DP World’s developments in Somalia’s Bossaso port and Berbera in the self-declared republic of Somaliland amount to almost $1bn. The agreements caused a row with the Somali federal government, which considers Somaliland to be part of its territory and has often had a turbulent relationship with the semi-autonomous Puntland region, which includes Bossaso.
But DP World appears to have shrugged off political pressure to continue operations in both regions.
Its forays in Djibouti – a combination of military real estate and one of the busiest shipping routes in the world – could serve as a cautionary tale.
Djibouti’s attempts to seize the Doraleh Container Terminal, its biggest income generator and employer, from DP World triggered an expensive legal battle.
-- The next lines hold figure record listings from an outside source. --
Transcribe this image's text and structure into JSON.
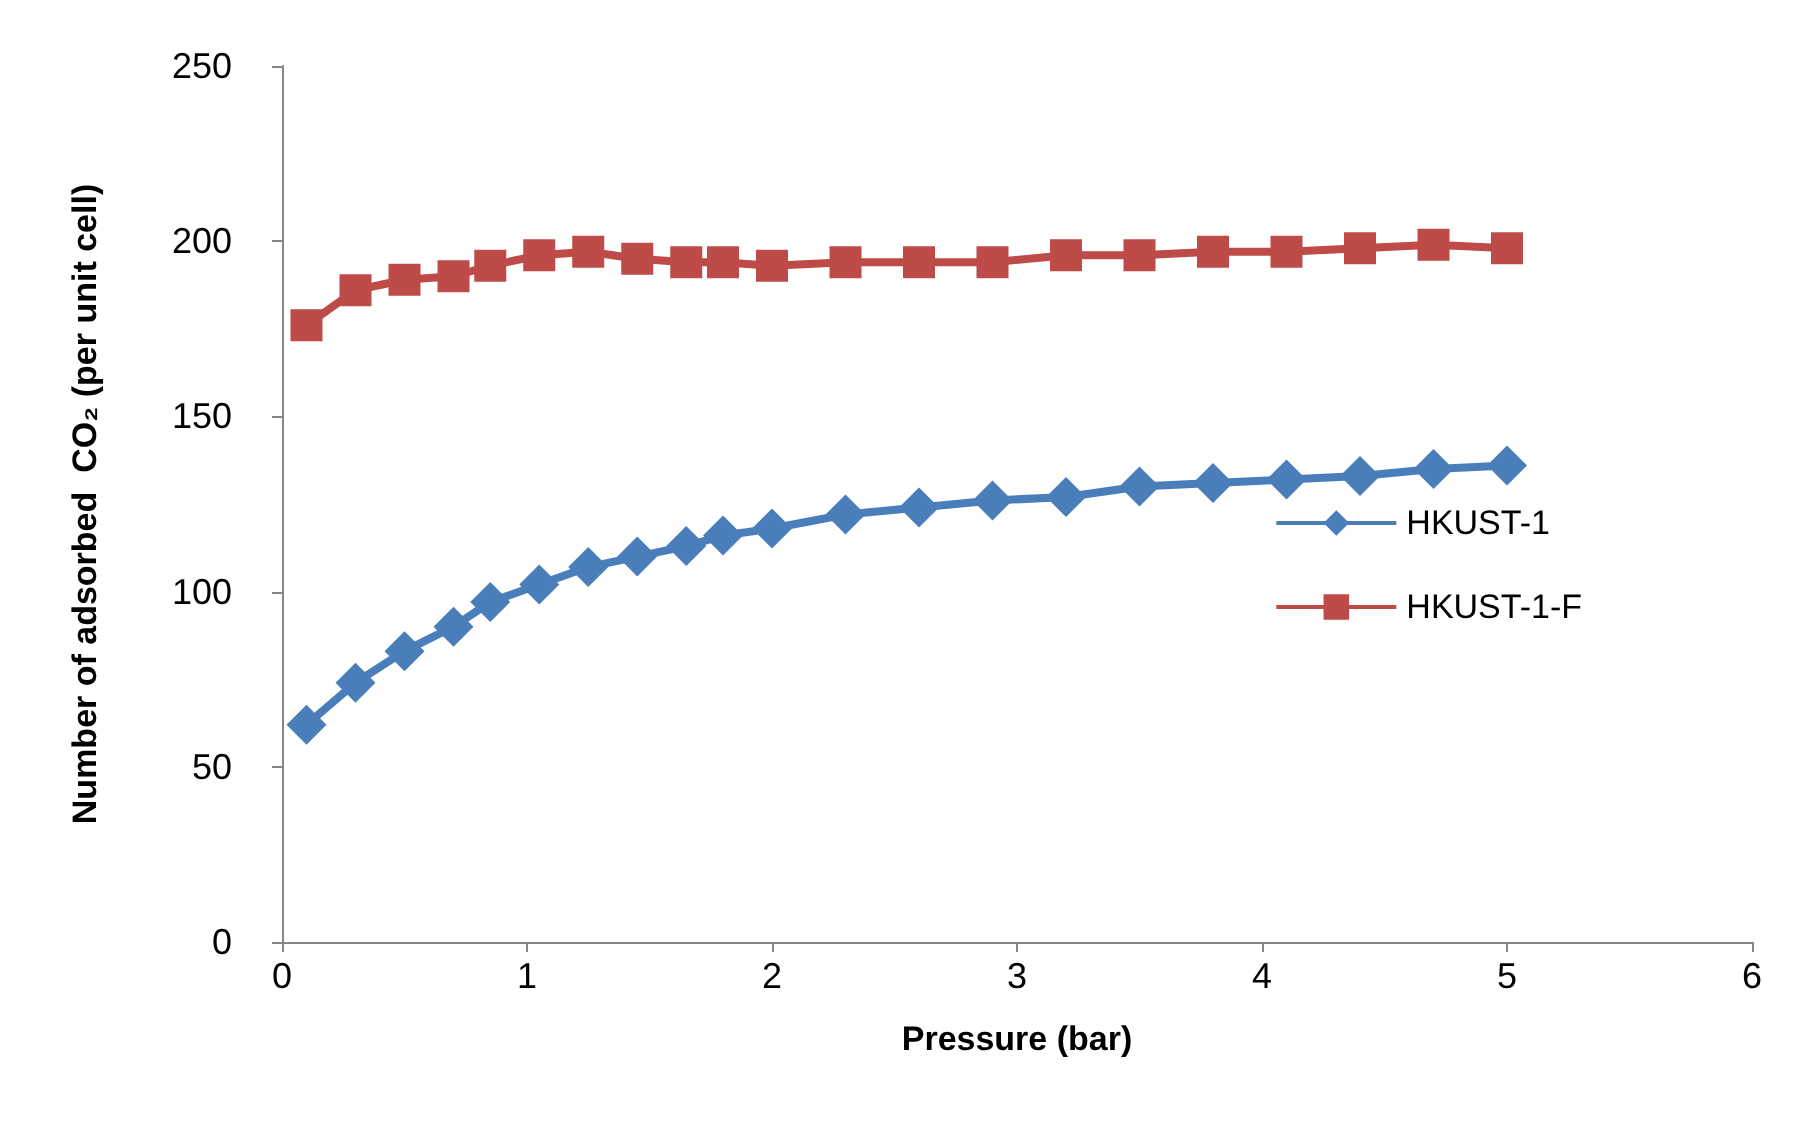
{
  "chart_data": {
    "type": "line",
    "xlabel": "Pressure (bar)",
    "ylabel": "Number of adsorbed  CO₂ (per unit cell)",
    "x": [
      0.1,
      0.3,
      0.5,
      0.7,
      0.85,
      1.05,
      1.25,
      1.45,
      1.65,
      1.8,
      2.0,
      2.3,
      2.6,
      2.9,
      3.2,
      3.5,
      3.8,
      4.1,
      4.4,
      4.7,
      5.0
    ],
    "series": [
      {
        "name": "HKUST-1",
        "color": "#4a7ebb",
        "marker": "diamond",
        "values": [
          62,
          74,
          83,
          90,
          97,
          102,
          107,
          110,
          113,
          116,
          118,
          122,
          124,
          126,
          127,
          130,
          131,
          132,
          133,
          135,
          136
        ]
      },
      {
        "name": "HKUST-1-F",
        "color": "#be4b48",
        "marker": "square",
        "values": [
          176,
          186,
          189,
          190,
          193,
          196,
          197,
          195,
          194,
          194,
          193,
          194,
          194,
          194,
          196,
          196,
          197,
          197,
          198,
          199,
          198
        ]
      }
    ],
    "xlim": [
      0,
      6
    ],
    "xticks": [
      0,
      1,
      2,
      3,
      4,
      5,
      6
    ],
    "ylim": [
      0,
      250
    ],
    "yticks": [
      0,
      50,
      100,
      150,
      200,
      250
    ],
    "grid": false,
    "legend": "right",
    "line_style": "solid"
  }
}
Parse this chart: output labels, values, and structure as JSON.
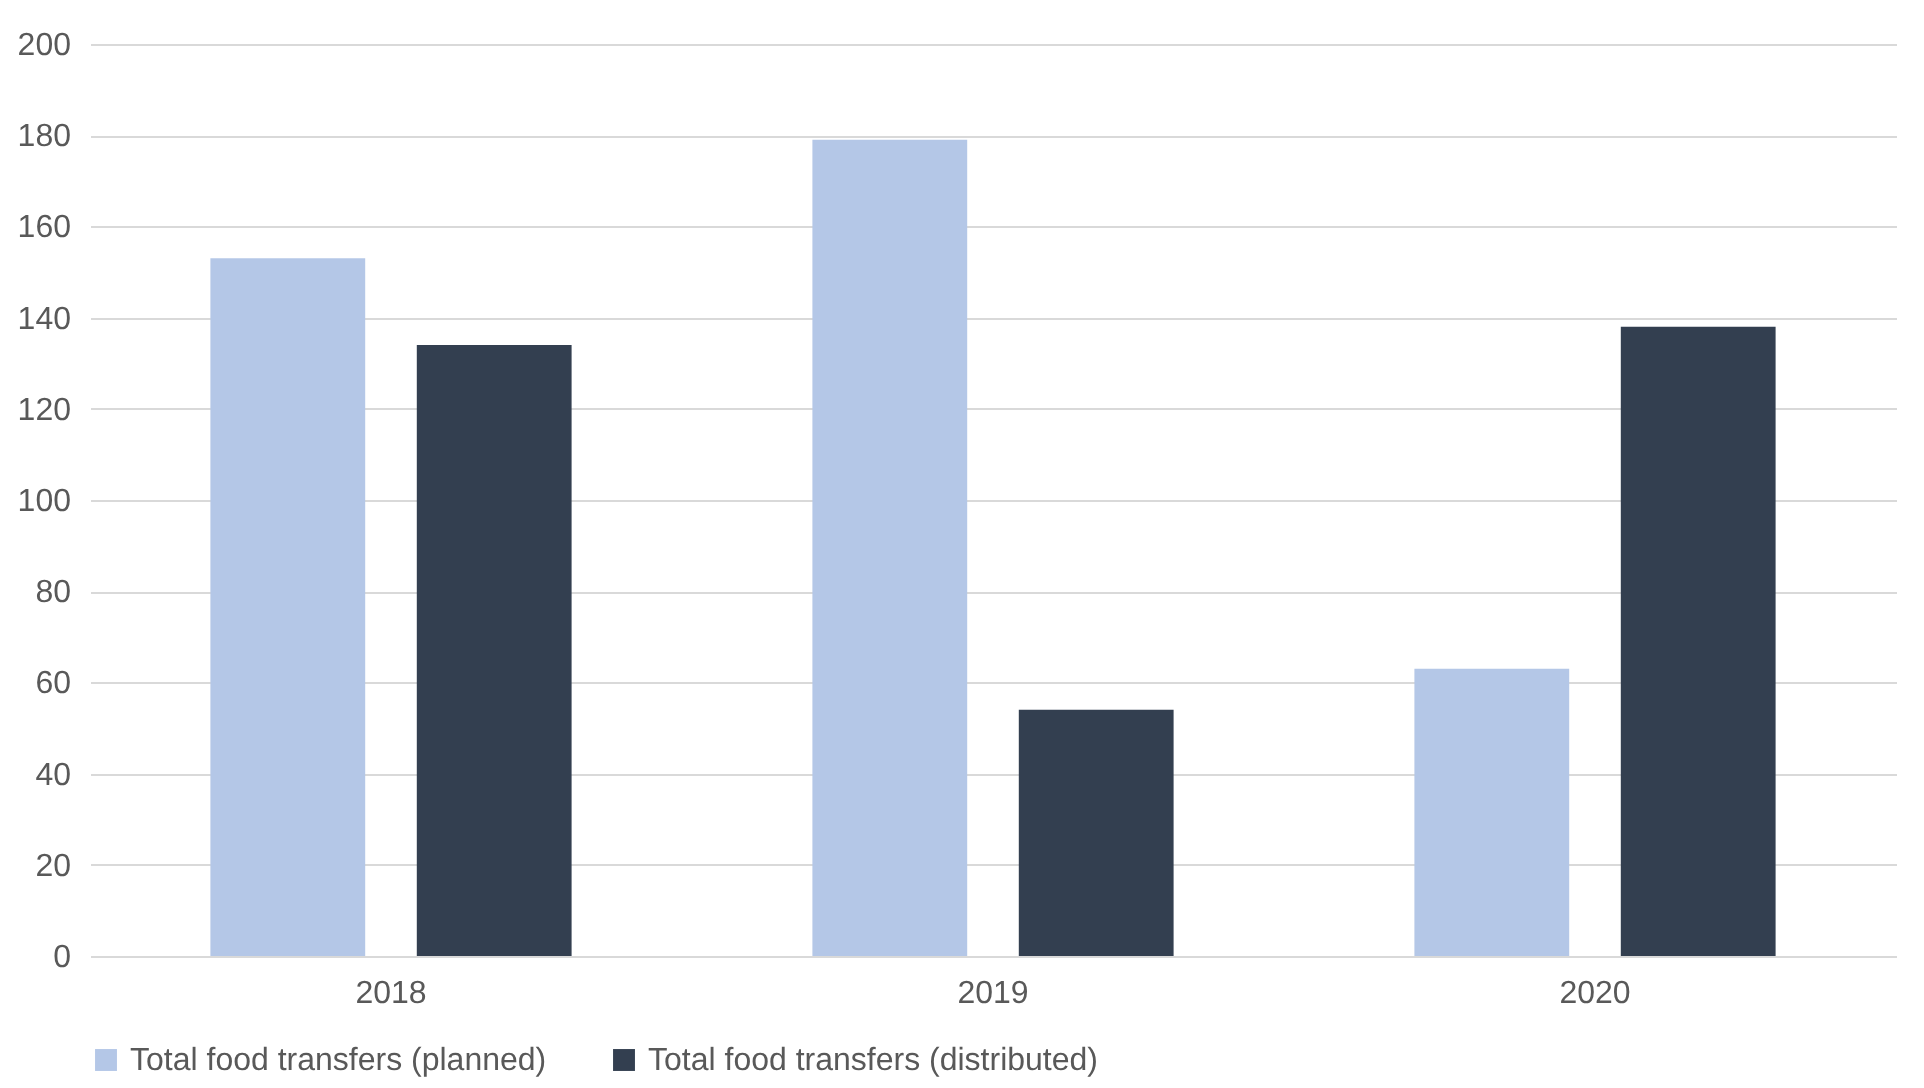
{
  "chart_data": {
    "type": "bar",
    "categories": [
      "2018",
      "2019",
      "2020"
    ],
    "series": [
      {
        "name": "Total food transfers (planned)",
        "color": "#b4c7e7",
        "values": [
          153,
          179,
          63
        ]
      },
      {
        "name": "Total food transfers (distributed)",
        "color": "#333f50",
        "values": [
          134,
          54,
          138
        ]
      }
    ],
    "ylim": [
      0,
      200
    ],
    "yticks": [
      0,
      20,
      40,
      60,
      80,
      100,
      120,
      140,
      160,
      180,
      200
    ],
    "grid": "y",
    "legend": "bottom"
  }
}
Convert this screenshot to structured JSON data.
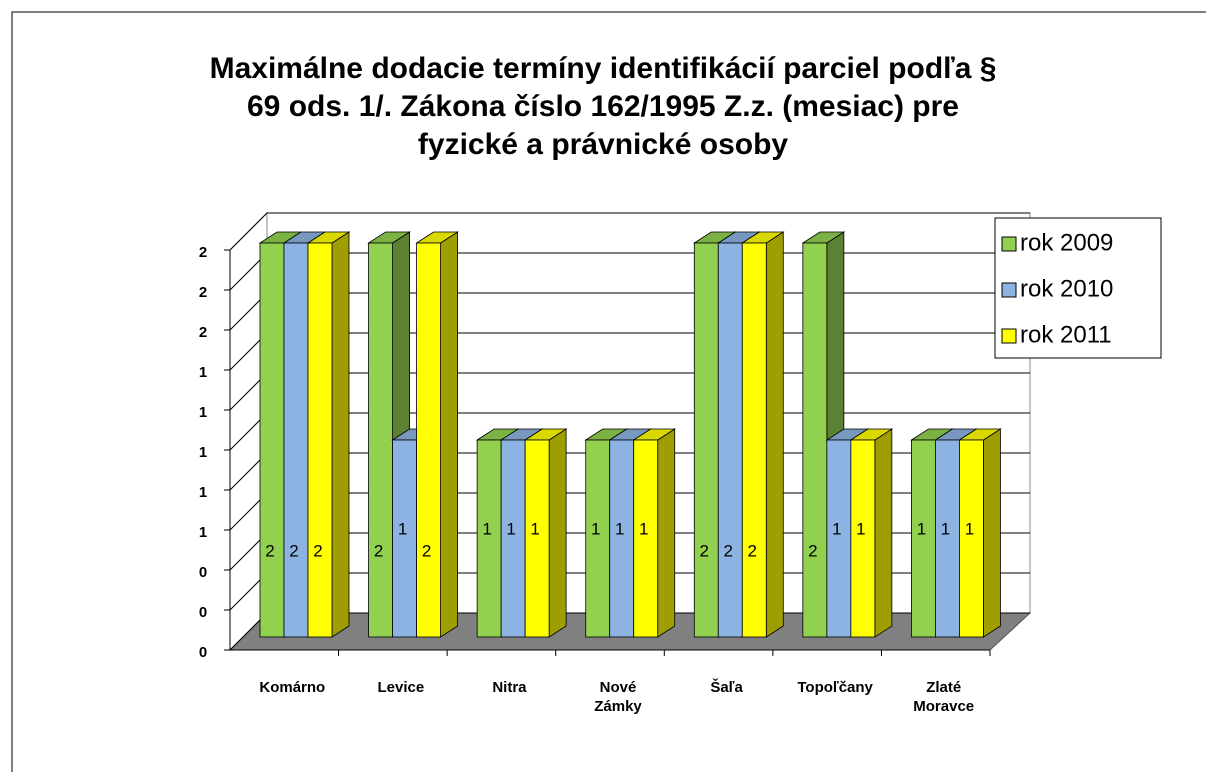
{
  "chart_data": {
    "type": "bar3d",
    "title": [
      "Maximálne dodacie termíny identifikácií parciel podľa §",
      "69 ods. 1/. Zákona číslo 162/1995 Z.z. (mesiac) pre",
      "fyzické a právnické osoby"
    ],
    "categories": [
      "Komárno",
      "Levice",
      "Nitra",
      "Nové Zámky",
      "Šaľa",
      "Topoľčany",
      "Zlaté Moravce"
    ],
    "series": [
      {
        "name": "rok 2009",
        "color": "#92d050",
        "values": [
          2,
          2,
          1,
          1,
          2,
          2,
          1
        ]
      },
      {
        "name": "rok 2010",
        "color": "#8db3e2",
        "values": [
          2,
          1,
          1,
          1,
          2,
          1,
          1
        ]
      },
      {
        "name": "rok 2011",
        "color": "#ffff00",
        "values": [
          2,
          2,
          1,
          1,
          2,
          1,
          1
        ]
      }
    ],
    "ylim": [
      0,
      2
    ],
    "yticks": [
      0,
      {
        "value": 0.2,
        "label": "0"
      },
      {
        "value": 0.4,
        "label": "0"
      },
      {
        "value": 0.6,
        "label": "1"
      },
      {
        "value": 0.8,
        "label": "1"
      },
      1,
      {
        "value": 1.2,
        "label": "1"
      },
      {
        "value": 1.4,
        "label": "1"
      },
      {
        "value": 1.6,
        "label": "2"
      },
      {
        "value": 1.8,
        "label": "2"
      },
      2
    ],
    "grid": true,
    "legend": "right"
  }
}
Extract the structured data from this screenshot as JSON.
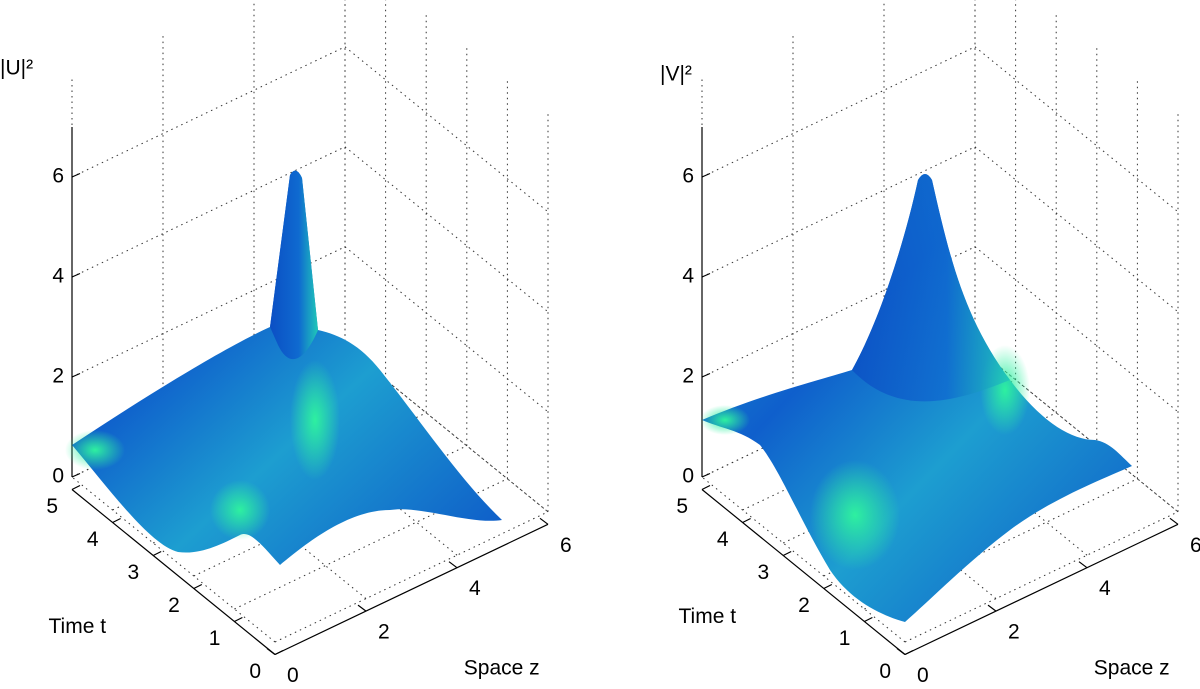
{
  "chart_data": [
    {
      "type": "surface",
      "zlabel": "|U|²",
      "xlabel": "Space z",
      "ylabel": "Time t",
      "xlim": [
        0,
        6
      ],
      "xticks": [
        0,
        2,
        4,
        6
      ],
      "ylim": [
        0,
        5
      ],
      "yticks": [
        0,
        1,
        2,
        3,
        4,
        5
      ],
      "zlim": [
        0,
        7
      ],
      "zticks": [
        0,
        2,
        4,
        6
      ],
      "grid": true
    },
    {
      "type": "surface",
      "zlabel": "|V|²",
      "xlabel": "Space z",
      "ylabel": "Time t",
      "xlim": [
        0,
        6
      ],
      "xticks": [
        0,
        2,
        4,
        6
      ],
      "ylim": [
        0,
        5
      ],
      "yticks": [
        0,
        1,
        2,
        3,
        4,
        5
      ],
      "zlim": [
        0,
        7
      ],
      "zticks": [
        0,
        2,
        4,
        6
      ],
      "grid": true
    }
  ]
}
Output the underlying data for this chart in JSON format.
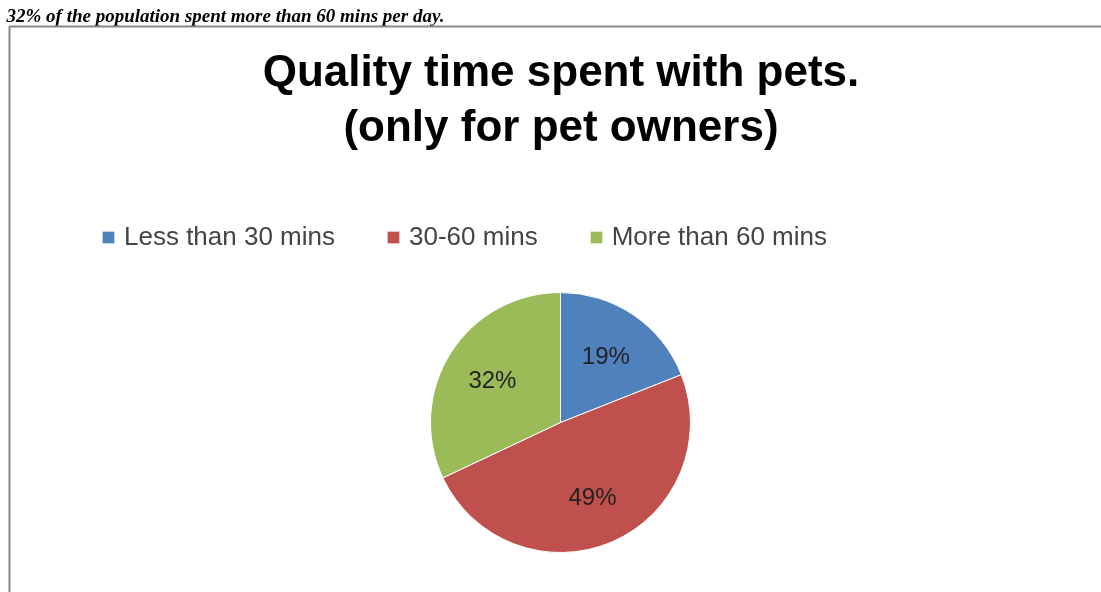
{
  "chart_data": {
    "type": "pie",
    "title": "Quality time spent with pets.\n(only for pet owners)",
    "categories": [
      "Less than 30 mins",
      "30-60 mins",
      "More than 60 mins"
    ],
    "values": [
      19,
      49,
      32
    ],
    "colors": [
      "#4f81bd",
      "#c0504d",
      "#9bbb59"
    ],
    "value_labels": [
      "19%",
      "49%",
      "32%"
    ],
    "legend": "top",
    "annotations": [
      "32% of the population spent more than 60 mins per day."
    ]
  }
}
In 2018, Djibouti handed the terminal over to Hong Kong-based China Merchants Port Holdings to protest against a decision by DP World to give neighbouring Ethiopia and Somaliland access to imports.
But the maritime firm, which has a 50-year concession over the port from 2006, argued that the changeover violated its “exclusive access” to the region. The Hong Kong appeals court ordered Djibouti to pay DP World more than $600 million in damages, reasserting its tight grip.
The lengthy lease in Dar es Salaam is not unusual.
The Emirati firm’s deals across the continent on the Atlantic coast have been characterised by similarly long-term agreements.
In 2007, DP World edged out French interests in Senegal to win a $1.13bn contract to develop the Ndayane port near the capital Dakar, which it will control for 25 years.
The firm is set to earn more than $400m over a period of 20 years from a multi-purpose terminal concession agreement with Angola.
Between these developments is DR Congo’s $1.2bn deep-sea port in Banana that will be completed by 2025.
Tanzania’s troubled waters
Part of the contention over DP World’s presence in Tanzania is the perception that its operations are undermining local rights and management.
DP World Group boss Sultan Ahmed Bin Sulayem said while in Dodoma that the Dar es Salaam port will become a “world-class facility”.
President Suluhu’s predecessor, John Magufuli, had long shunned foreign investment and treated international partners with suspicion.
But since taking over in 2021, Mrs Suluhu has sought various partnerships with the UAE as a means to “address challenges and grab opportunities as quickly as possible”.
DP World remains an anchor for the UAE to extend its geopolitical ambitions across Africa.